Rather like Gogol’s inspector, whose impending arrival in a small town in Tsarist Russia ignited a bonfire of hidden misdeeds accumulated over many years by the local political class, so too Whitehall’s Liverpool inspector.

The inspector arrived soon after five people, including Mayor Anderson, were arrested on 4 December 2020 in connection with offences of bribery and witness intimidation. All deny any wrongdoing and are on extended bail as police inquiries continue.

The government inspection focuses on the council’s planning, highways, regeneration and property management functions. Wider governance issues are under scrutiny too. Staff and councillors have been told to cooperate fully and a route for providing confidential whistle-blower evidence to the inspector is said to be busy.

Rather than lead the city out of the crisis, Labour has turned on its own. It suspended Mayor Anderson’s membership following his arrest, which meant that he could no longer stand in May. That set off the scramble for the Labour nomination.

Three prominent women councillors were shortlisted – Acting Mayor Wendy Simon, former Deputy Mayor Ann O'Byrne and current Lord Mayor Anna Rothery.
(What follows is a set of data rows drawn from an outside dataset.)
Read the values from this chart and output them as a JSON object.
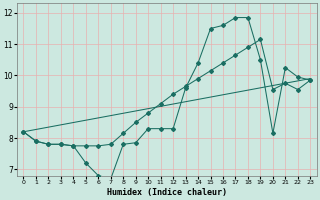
{
  "xlabel": "Humidex (Indice chaleur)",
  "xlim": [
    -0.5,
    23.5
  ],
  "ylim": [
    6.8,
    12.3
  ],
  "yticks": [
    7,
    8,
    9,
    10,
    11,
    12
  ],
  "xticks": [
    0,
    1,
    2,
    3,
    4,
    5,
    6,
    7,
    8,
    9,
    10,
    11,
    12,
    13,
    14,
    15,
    16,
    17,
    18,
    19,
    20,
    21,
    22,
    23
  ],
  "bg_color": "#cce8e0",
  "grid_color": "#e8b0b0",
  "line_color": "#1a6e62",
  "series1_x": [
    0,
    1,
    2,
    3,
    4,
    5,
    6,
    7,
    8,
    9,
    10,
    11,
    12,
    13,
    14,
    15,
    16,
    17,
    18,
    19,
    20,
    21,
    22,
    23
  ],
  "series1_y": [
    8.2,
    7.9,
    7.8,
    7.8,
    7.75,
    7.2,
    6.8,
    6.7,
    7.8,
    7.85,
    8.3,
    8.3,
    8.3,
    9.6,
    10.4,
    11.5,
    11.6,
    11.85,
    11.85,
    10.5,
    8.15,
    10.25,
    9.95,
    9.85
  ],
  "series2_x": [
    0,
    1,
    2,
    3,
    4,
    5,
    6,
    7,
    8,
    9,
    10,
    11,
    12,
    13,
    14,
    15,
    16,
    17,
    18,
    19,
    20,
    21,
    22,
    23
  ],
  "series2_y": [
    8.2,
    7.9,
    7.8,
    7.8,
    7.75,
    7.75,
    7.75,
    7.8,
    8.15,
    8.5,
    8.8,
    9.1,
    9.4,
    9.65,
    9.9,
    10.15,
    10.4,
    10.65,
    10.9,
    11.15,
    9.55,
    9.75,
    9.55,
    9.85
  ],
  "series3_x": [
    0,
    23
  ],
  "series3_y": [
    8.2,
    9.9
  ]
}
Then, the day Labour Party members should have received their ballot papers, everything was stopped. The three were ordered back for a second round of interviews and after a long weekend of confusing silence, all three were told they were off the ballot, nominations were re-opened and they need not re-apply.

Whatever you think of the candidates’ politics – and they are a fair reflection of Labour’s fracturing ideological base, representing old-school machine centrism, right-wing opportunism and leftover Corbynism – dumping three women, one of them described by local MP Dan Carden as the most senior black woman in local politics, is a very bad look for a party that claims equality as an underpinning value.

At the beginning of the crisis, Labour defeated a motion backed by Green councillors and other opposition parties to do away with the mayoralty altogether and return to a more open and democratic Cabinet governance model. However, the united opposition did force Labour to agree a city-wide referendum on the future of the mayoralty, but not until 2023.

Labour is now ensnared by that 2012 decision to ‘work creatively with the private sector’ rather than work creatively with opposition parties and the people of Liverpool to set a new course toward a sustainable future. 

On 6 May, if none of the Mayoral candidates gets over 50 per cent of first preference votes, second preferences come into play. That prospect opens up all sorts of possibilities.

Until then, Liverpool will be led by Acting Mayor Wendy Simon, who is, according to her national party, not suitable to, well, lead Liverpool.